On the Road South— from Rainy DC to Bayou Sunshine

The moon shone, a white orb in the sky above the parking garage rooftop in Asheville. Nelson and I sat in empty parking spaces, our adventure vehicles parked haphazardly across spaces in front of us, cherry tobacco smoke pouring from the corncob pipes were were smoking. It was Monday night in North Carolina, the kind of night that stays warm and makes you want to stay up late, a few clouds in the sky and the buildings illuminated by the moonlight and street lamps.

It was a start, a start to the trip south to Patagonia— meeting another adventurer and winding up here on the rooftop, with the sole purpose of taking the coolest photos of Nelson’s Taco (Tacoma truck) and my motorcycle, smoking mountain pipes and talking about the kinds of lives we wanted for ourselves and the world around us. It’s what I love the most about traveling, that ability to roll up to an unknown place full of unknown people and become friends, to surrender to the moments and try new things, and find new facets of yourself you might not have known were there in the humdrum of routine and home.

Rooftop Asheville


The coolest photo we could fathom. I had to wear the bandana because I kept laughing and smiling, which isn’t cool obviously.


*             *             *

The trip started with surrender, the way plans often do. I was already starting out a week late, a week after the beautiful weather on the east coast turned to cold rain. Dark clouds had been in the sky all morning, but there were a few hours the rain was supposed to stop and I had planned to make my escape. I had gotten my Giant Loop bags just two days before, and was test driving the bike loaded for the first time as I was leaving, double checking (triple checking) the suspension and the tire pressure, before I headed down the road toward Gaithersburg— the skies ominous but the smell of freedom in the air.

Just outside of DC I hit rain— pant soaking, chill you to the bone rain, slapping against my jacket, against my face shield. My goals of camping in Shenandoah deteriorated when after just 2 hours of riding I had to stop for the night. Then again the night after, when I couldn’t quite make Asheville, and ended up staying in a tiny Virginia town with a taxidermied creature perched in the front window, welcoming visitors in.

Raccoon in the Window Virginia

After Asheville and corncob nights, I started to hit warmer weather as I rode south-west to Chattanooga. The two lane road rolled around a huge river with giant stones, passing through small rafting towns and MotoBike and I drifted between patches of sun and shade, always on the go.

Hours later, I pulled into a small gravel lot behind a big home in Chattanooga in a quiet residential neighborhood. En Root House, a newer hostel in Chattanooga, looked beautiful, and I had always wanted to visit this small town and vibrant climbing community in Tennessee.

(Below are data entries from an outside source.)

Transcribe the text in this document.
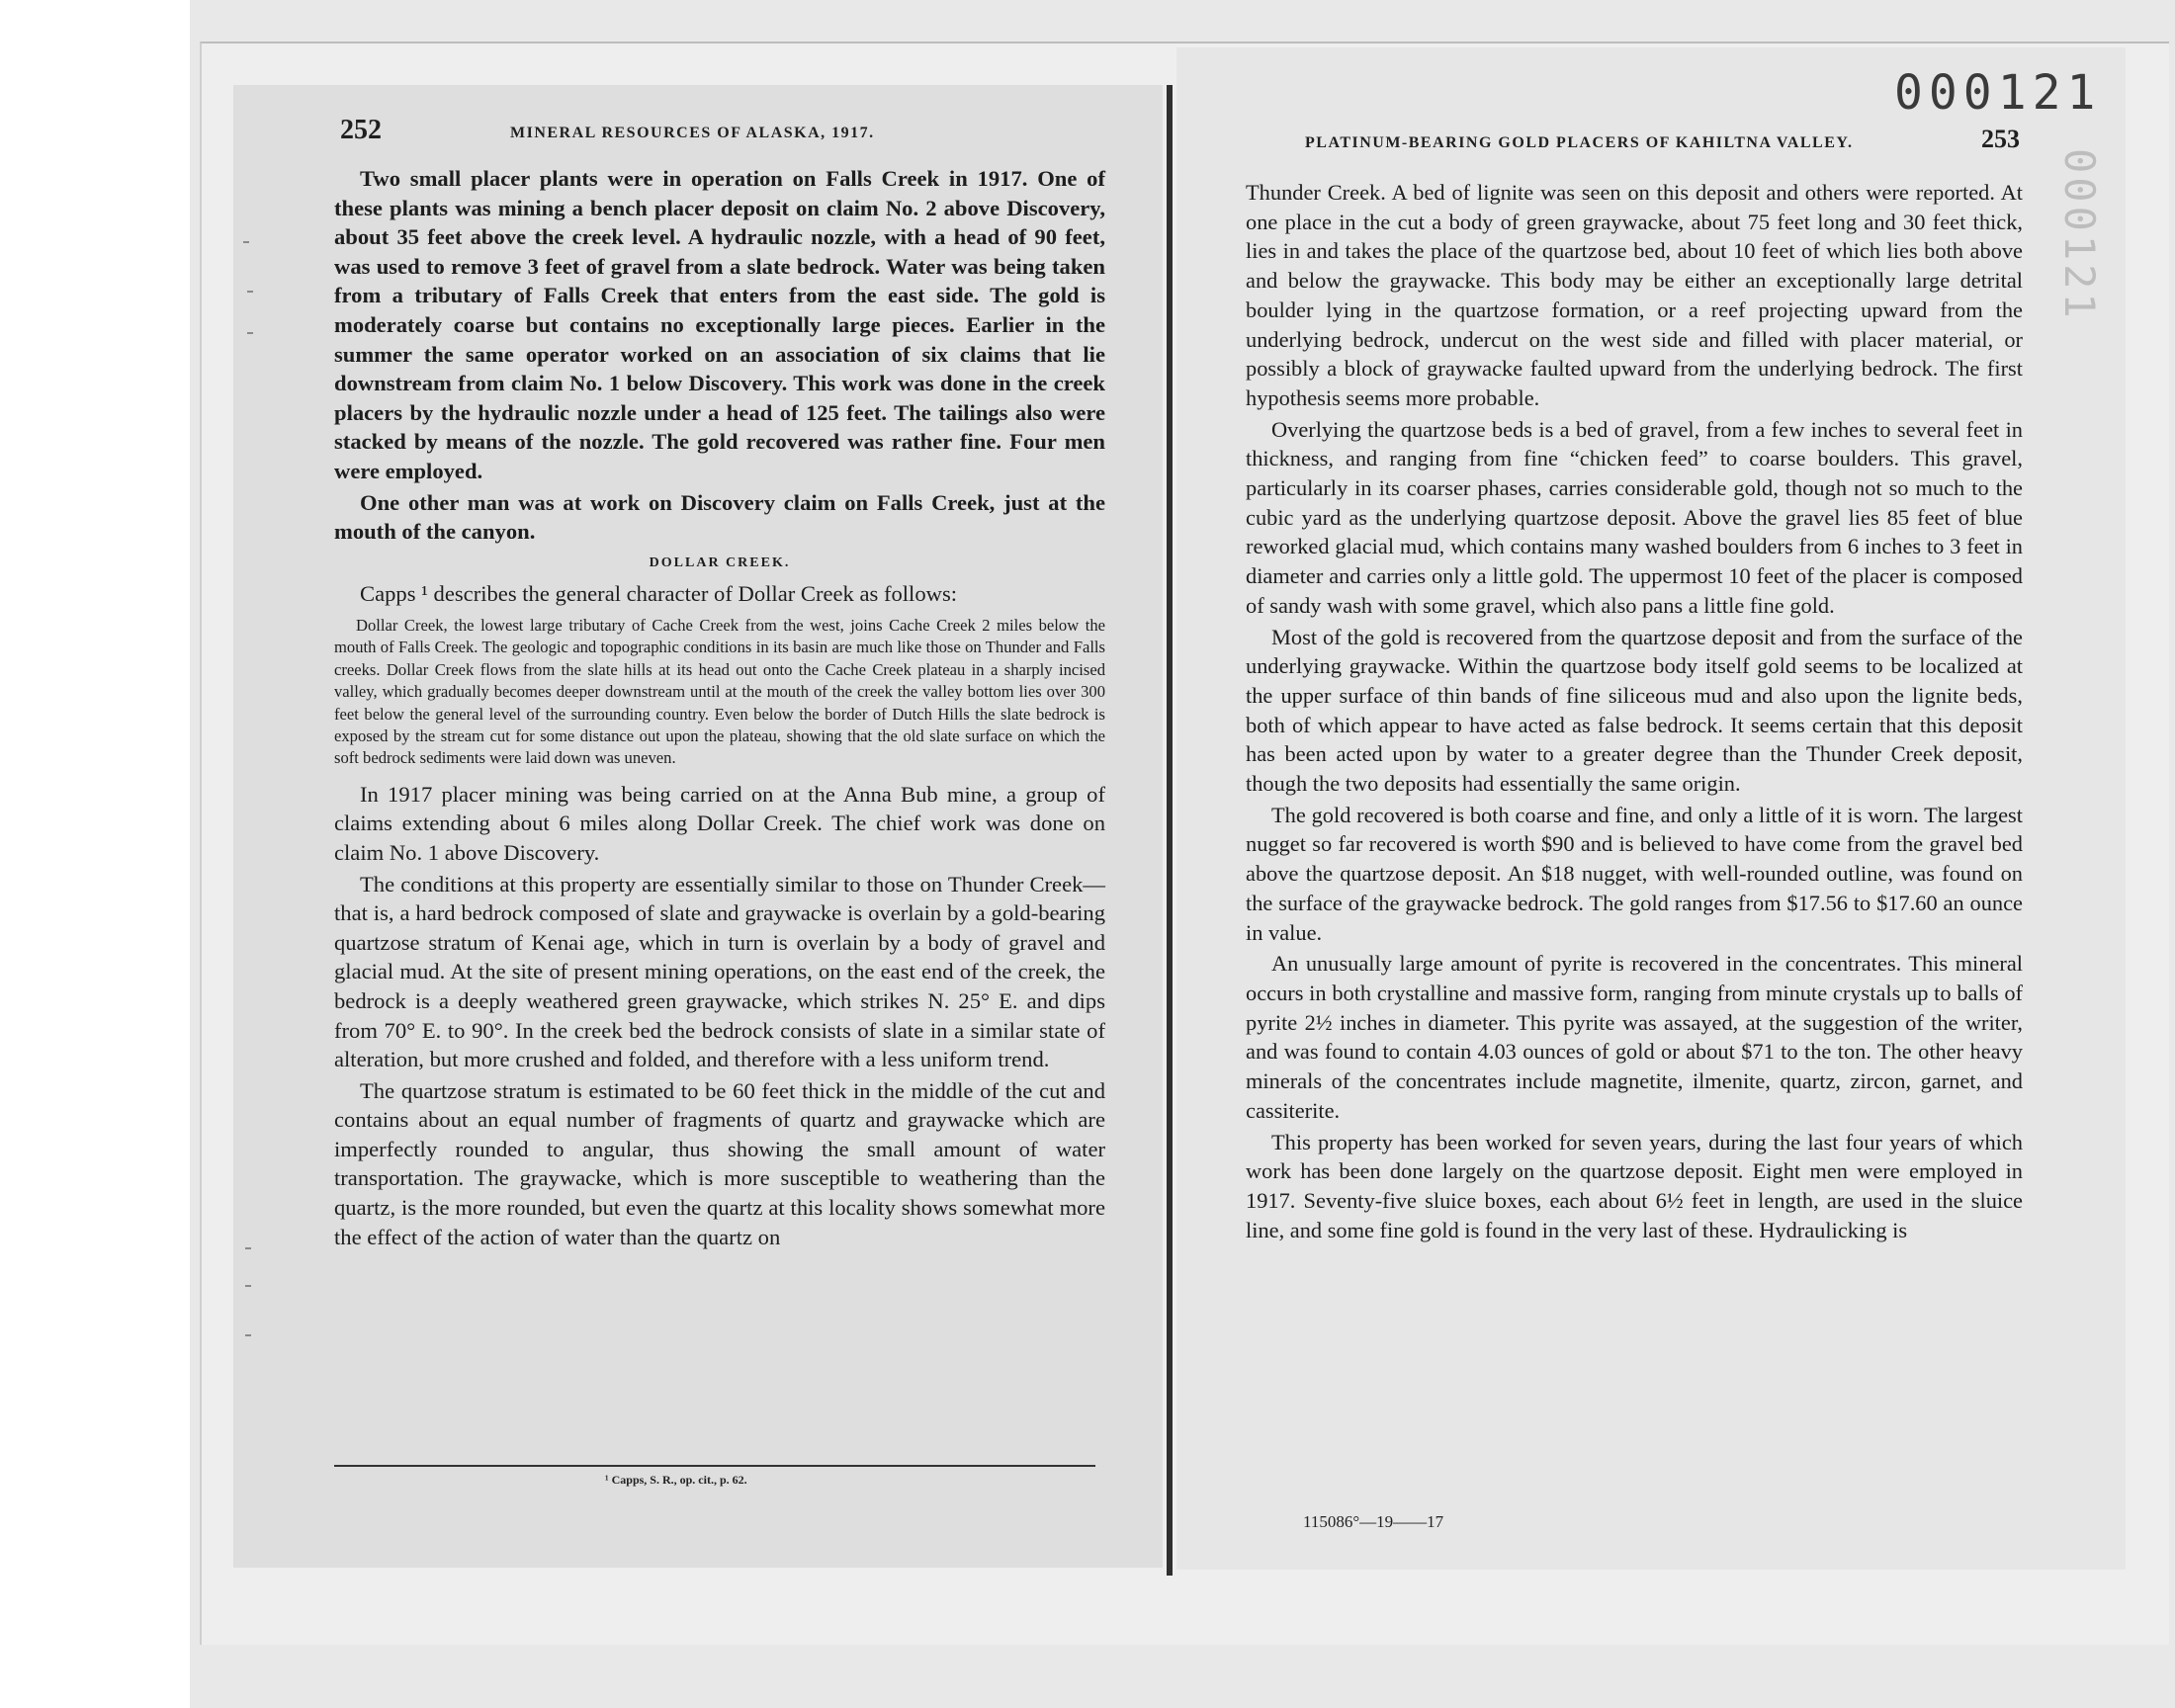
000121
000121
252	MINERAL RESOURCES OF ALASKA, 1917.
PLATINUM-BEARING GOLD PLACERS OF KAHILTNA VALLEY.	253

Two small placer plants were in operation on Falls Creek in 1917. One of these plants was mining a bench placer deposit on claim No. 2 above Discovery, about 35 feet above the creek level. A hydraulic nozzle, with a head of 90 feet, was used to remove 3 feet of gravel from a slate bedrock. Water was being taken from a tributary of Falls Creek that enters from the east side. The gold is moderately coarse but contains no exceptionally large pieces. Earlier in the summer the same operator worked on an association of six claims that lie downstream from claim No. 1 below Discovery. This work was done in the creek placers by the hydraulic nozzle under a head of 125 feet. The tailings also were stacked by means of the nozzle. The gold recovered was rather fine. Four men were employed.

One other man was at work on Discovery claim on Falls Creek, just at the mouth of the canyon.

DOLLAR CREEK.

Capps ¹ describes the general character of Dollar Creek as follows:

Dollar Creek, the lowest large tributary of Cache Creek from the west, joins Cache Creek 2 miles below the mouth of Falls Creek. The geologic and topographic conditions in its basin are much like those on Thunder and Falls creeks. Dollar Creek flows from the slate hills at its head out onto the Cache Creek plateau in a sharply incised valley, which gradually becomes deeper downstream until at the mouth of the creek the valley bottom lies over 300 feet below the general level of the surrounding country. Even below the border of Dutch Hills the slate bedrock is exposed by the stream cut for some distance out upon the plateau, showing that the old slate surface on which the soft bedrock sediments were laid down was uneven.

In 1917 placer mining was being carried on at the Anna Bub mine, a group of claims extending about 6 miles along Dollar Creek. The chief work was done on claim No. 1 above Discovery.

The conditions at this property are essentially similar to those on Thunder Creek—that is, a hard bedrock composed of slate and graywacke is overlain by a gold-bearing quartzose stratum of Kenai age, which in turn is overlain by a body of gravel and glacial mud. At the site of present mining operations, on the east end of the creek, the bedrock is a deeply weathered green graywacke, which strikes N. 25° E. and dips from 70° E. to 90°. In the creek bed the bedrock consists of slate in a similar state of alteration, but more crushed and folded, and therefore with a less uniform trend.

The quartzose stratum is estimated to be 60 feet thick in the middle of the cut and contains about an equal number of fragments of quartz and graywacke which are imperfectly rounded to angular, thus showing the small amount of water transportation. The graywacke, which is more susceptible to weathering than the quartz, is the more rounded, but even the quartz at this locality shows somewhat more the effect of the action of water than the quartz on

¹ Capps, S. R., op. cit., p. 62.

Thunder Creek. A bed of lignite was seen on this deposit and others were reported. At one place in the cut a body of green graywacke, about 75 feet long and 30 feet thick, lies in and takes the place of the quartzose bed, about 10 feet of which lies both above and below the graywacke. This body may be either an exceptionally large detrital boulder lying in the quartzose formation, or a reef projecting upward from the underlying bedrock, undercut on the west side and filled with placer material, or possibly a block of graywacke faulted upward from the underlying bedrock. The first hypothesis seems more probable.

Overlying the quartzose beds is a bed of gravel, from a few inches to several feet in thickness, and ranging from fine “chicken feed” to coarse boulders. This gravel, particularly in its coarser phases, carries considerable gold, though not so much to the cubic yard as the underlying quartzose deposit. Above the gravel lies 85 feet of blue reworked glacial mud, which contains many washed boulders from 6 inches to 3 feet in diameter and carries only a little gold. The uppermost 10 feet of the placer is composed of sandy wash with some gravel, which also pans a little fine gold.

Most of the gold is recovered from the quartzose deposit and from the surface of the underlying graywacke. Within the quartzose body itself gold seems to be localized at the upper surface of thin bands of fine siliceous mud and also upon the lignite beds, both of which appear to have acted as false bedrock. It seems certain that this deposit has been acted upon by water to a greater degree than the Thunder Creek deposit, though the two deposits had essentially the same origin.

The gold recovered is both coarse and fine, and only a little of it is worn. The largest nugget so far recovered is worth $90 and is believed to have come from the gravel bed above the quartzose deposit. An $18 nugget, with well-rounded outline, was found on the surface of the graywacke bedrock. The gold ranges from $17.56 to $17.60 an ounce in value.

An unusually large amount of pyrite is recovered in the concentrates. This mineral occurs in both crystalline and massive form, ranging from minute crystals up to balls of pyrite 2½ inches in diameter. This pyrite was assayed, at the suggestion of the writer, and was found to contain 4.03 ounces of gold or about $71 to the ton. The other heavy minerals of the concentrates include magnetite, ilmenite, quartz, zircon, garnet, and cassiterite.

This property has been worked for seven years, during the last four years of which work has been done largely on the quartzose deposit. Eight men were employed in 1917. Seventy-five sluice boxes, each about 6½ feet in length, are used in the sluice line, and some fine gold is found in the very last of these. Hydraulicking is

115086°—19——17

Over the next three days (being delayed by a storm on the third day) I got to know the owners of the place— Lizzie and Cody, two young entrepreneurs who had gone to college together in the area, and ran a bicycle-powered coffee shop in Chattanooga before opening the hostel. Having a few beers at a local brewery and getting to hear their story was the highlight of the trip in Chattanooga.

Hiking around Chattanooga at Rainbow Lake Wilderness

Hiking around Chattanooga, at Rainbow Lake Wilderness

I rode through Alabama, stopping for the night in Tuscaloosa at arguably the best AirBNB listing I’ve ever seen— an Airstream with pink flamingoes in the front yard. The owner was the most wonderful southern lady who put fresh flowers on the table, and had stocked the place with a great assortment of tea, and worried about my safety as I rode off the next morning, New Orleans bound.

I arrived in New Orleans yesterday evening over gleaming white roads criss-crossing waterways, only to be swept away immediately with a new group of people to a music festival in a park nearby.

It’s been a whirlwind week, filled with many firsts, and amazing people and places. A week always seems like a month adventure traveling— that person you knew yourself to be before blurs at the edges, and makes room for the person you are becoming. I believe in fate, and the way our small choices influence daily the kinds of people we meet, and when, and how. That’s what love is isn’t it? That give and take of energy, spread across this world, this life, this adventure.